The organelles known as mitochondria play the role of power plant in the cell, generating energy stores to power cellular operations. As for all cellular components, mitochondria are built of proteins derived from DNA blueprints, but unlike all other cellular components mitochondria have their own DNA, separate from that in the cell nucleus. They are descendants of symbiotic bacteria, and continue to replicate like bacteria within our cells. Certain types of damage to mitochondrial DNA are one of the contributing causes of degenerative aging: mitochondria missing certain proteins become dysfunctional, ultimately taking over a small fraction of all cells by old age, and causing widespread harm in surrounding tissues.

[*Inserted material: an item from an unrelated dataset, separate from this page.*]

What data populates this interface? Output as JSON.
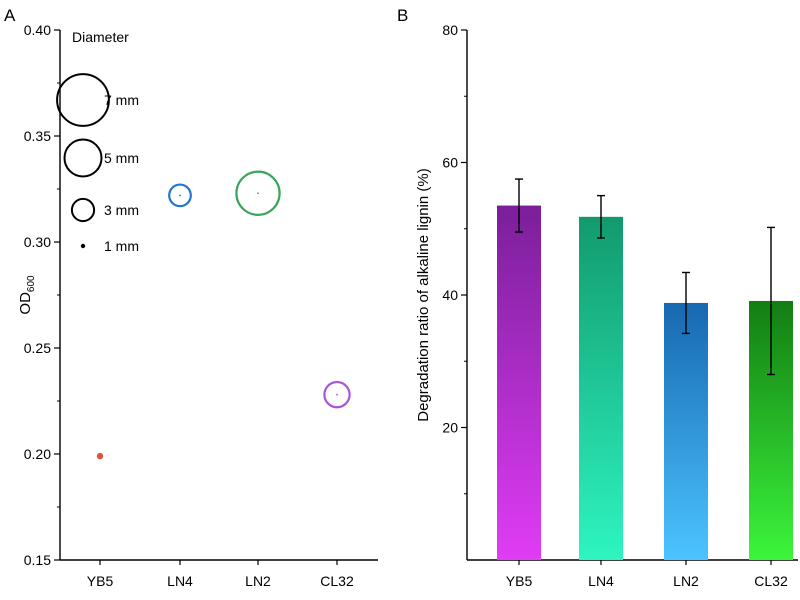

In this paper researchers consider the process by which one bad mutation in one mitochondrion eventually fills the cell with duplicates of itself. This is one of the areas in which there is plenty of room for argument: does it happen because it confers the ability to replicate more readily, because it allows damaged mitochondria to evade quality control mechanisms, or for some other reason? As is often the case negative results in studies still add information to the overall picture:

Large-scale mitochondrial DNA (mtDNA) deletions are an important cause of mitochondrial disease, while somatic mtDNA deletions cause focal respiratory chain deficiency associated with ageing and neurodegenerative disorders. As mtDNA deletions only cause cellular pathology at high levels of mtDNA heteroplasmy, an mtDNA deletion must accumulate to levels which can result in biochemical dysfunction - a process known as clonal expansion. A number of hypotheses have been proposed for clonal expansion of mtDNA deletions, including a replicative advantage for deleted mitochondrial genomes inferred by their smaller size - implying that the largest mtDNA deletions would also display a replicative advantage over smaller mtDNA deletions.

We proposed that in muscle fibres from patients with mtDNA maintenance disorders, which lead to the accumulation of multiple mtDNA deletions, we would observe the largest mtDNA deletions spreading the furthest longitudinally through individual muscle fibres by means of a greater rate of clonal expansion. We characterized mtDNA deletions in patients with mtDNA maintenance disorders from a range of 'large' and 'small' cytochrome c oxidase (COX)-deficient regions in skeletal muscle fibres. We measured the size of clonally expanded deletions in 62 small and 60 large individual COX-deficient f regions. No significant difference was observed in individual patients or in the total dataset. Thus no difference existed in the rate of clonal expansion throughout muscle fibres between mtDNA deletions of different sizes; smaller mitochondrial genomes therefore do not appear to have an inherent replicative advantage in human muscle.